Choosing the Right Export Path
The right approach depends on what you're trying to accomplish:
- Compliance backup / archive? → Full backup (JSON). Store it encrypted. You don't need to parse it unless you need to access it.
- Quick contact list for a mailing? → Contacts CSV export from the UI.
- Specific activity report? → Build a Wealthbox Report, export to XLSX.
- Full CRM migration? → Full backup + professional mapping, or API-based extraction with relationship resolution.
- Ongoing data sync to a warehouse? → API with pagination, delta filters, and error handling.
Whatever path you choose, don't underestimate the gap between "having a file" and "having usable, migration-ready data." The file is the easy part. The relationships are the hard part.
How ClonePartner Handles Wealthbox Data Extraction
We've migrated data out of Wealthbox for advisory firms ranging from solo practices to multi-office enterprises. Here's what we've learned:
We ingest the raw JSON/XML backup directly. Instead of asking clients to build Microsoft Access queries or write Python scripts, our team takes the full workspace backup and programmatically maps every object — Contacts (Person, Household, Organization, Trust), Notes, Tasks, Events, Opportunities, Projects, Workflows, and Custom Fields — into a normalized, migration-ready format.
We preserve relational integrity. The Household → Person → Notes/Tasks chain is maintained through our mapping engine. When the data lands in the target CRM, your Head of Household is still linked to their Spouse, and the meeting note from three years ago is still attached to the right contact.

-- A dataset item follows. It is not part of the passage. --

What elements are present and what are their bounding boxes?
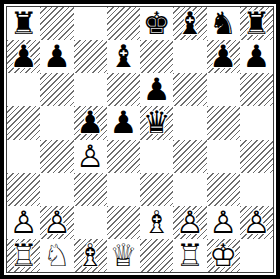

We handle the permission edge cases. Enterprise Export Restrictions, visibility-scoped records, multi-workspace firms — we've seen all of it. We work with your admin team to ensure the export captures everything your compliance team needs.

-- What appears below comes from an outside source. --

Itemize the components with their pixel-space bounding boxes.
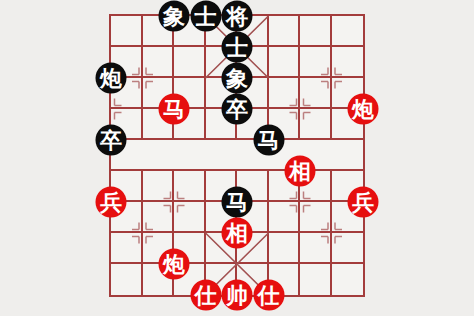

This isn't about replacing your team. It's about removing the engineering burden of converting raw XML into a clean, validated data set that's ready for your new system — typically in days, not weeks.
Frequently Asked Questions
- Can I export all my Wealthbox data to CSV?
- Not directly. Wealthbox full backups are only available in XML or JSON format. You can export contacts to CSV from the Contacts page, but this excludes notes, tasks, opportunities, and household relationships. Converting the full backup to CSV requires manual database querying in tools like Microsoft Access or custom scripting.
- How do I request a full data backup from Wealthbox?
- Go to Settings (three dots in the top-right corner) > Workspace > Export. Choose XML or JSON format and click Request Export. You'll receive an email when the download is ready. This backup includes all contacts, notes, tasks, events, opportunities, and custom fields.
- Why can't I see the export option in Wealthbox?
- Your user profile may not have export data rights, or your firm's Enterprise admin may have enabled Admin Export Restrictions which removes the export option for all users. Contact your Account Owner or Admin to request export permissions or have them temporarily lift the restriction.
- What is the Wealthbox API rate limit?
- The Wealthbox API throttles at one request per second over a five-minute sampling period, though short bursts above that threshold are permitted. Exceeding the limit returns a 429 status code. For large data extractions, the full backup file is typically faster than paginating through the API.
- Can I bulk export files or email history from Wealthbox?
- No. Wealthbox has no bulk export feature for files or task attachments — they must be downloaded individually. Synced emails from Wealthbox Mail are not stored in the CRM, so there is no native email-history export either.